Walk into any TV newsroom and it is likely that you will hear the scanners blaring away in the background.

Most that work in the newsroom block out the scanner noise, but the folks on the desk keep it tuned, even while doing 10 other things.

But, for the TV people working in Palm Springs, the scanners just got a lot less active.

The governmental body behind the police radio system covering five law enforcement agencies in the Coachella Valley says it has decided to limit the radio system to law enforcement personnel, a move that would cut off access to local journalists.

The Eastern Riverside County Interoperable Communications Authority, or ERICA, which operates the encrypted radio channels used by local police in Beaumont, Cathedral City, Desert Hot Springs, Indio and Palm Springs, said the policy change is necessary in order to comply with laws protecting privacy and safety.

But local news outlets say the move will do the opposite, endangering the public by hampering media coverage of disasters like earthquakes or active shooters.

Since it launched in 2010, ERICA has allowed The Desert Sun, KESQ, KMIR and City News Service to listen to its radio system, which is not available to the general public. In November, ERICA alerted the four news outlets it had decided to revoke their access to the broadcasts.

The radio at KESQ went silent shortly thereafter.

They say the goal is to safeguard the privacy rights of violent crime victims and minors as well as the safety of officers.

Adam Scott Wandt, an assistant professor of public policy at John Jay College of Criminal Justice in New York, said law enforcement agencies must balance the imperative to protect officers, crime victims and the general public with the need to be “open and transparent.”

“I can think of very little reason to keep the legitimate media out of law enforcement communications,” he said.

Kelly McBride of The Poynter Institute, a nonprofit journalism school in St. Petersburg, Florida, said journalists should consider police scanners or similar tools used to monitor police radio communications as a way to prompt inquiry into developing situations, rather than a source of fact.

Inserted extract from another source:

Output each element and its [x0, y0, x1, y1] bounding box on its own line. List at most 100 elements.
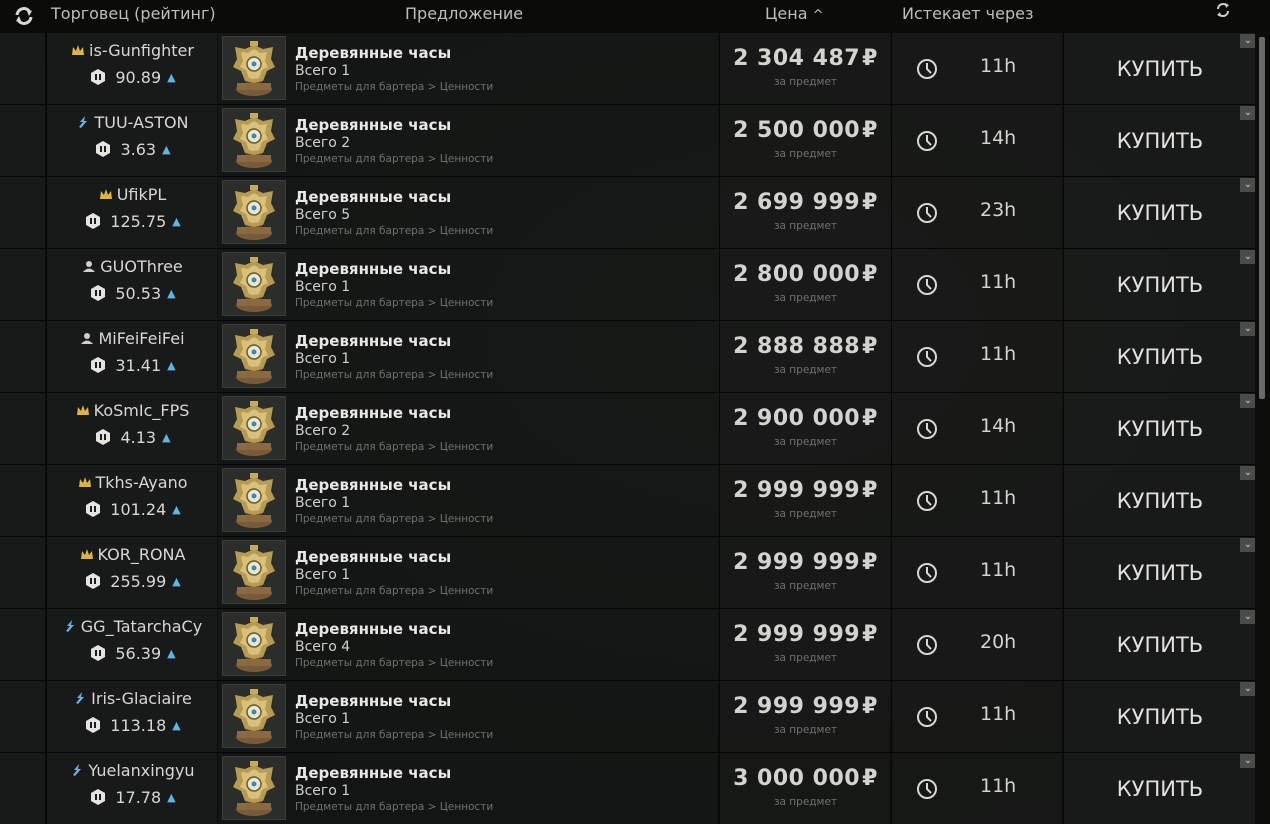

At the same time, she said, journalists should maintain the ability to report about police misconduct that may come to their attention through scanner communications.

“You don’t want to agree to cover for (law enforcement), but you do want to agree that you would verify that what you’re reporting is true and accurate and in proper context,” she said.

Local news outlets said ERICA did not cite a single instance of the media misusing its access to ERICA prior to its decision to revoke access.

“Thousands of police and emergency agencies across the state and country permit such access, and do not find it in conflict with privacy and other laws,” Makinen said.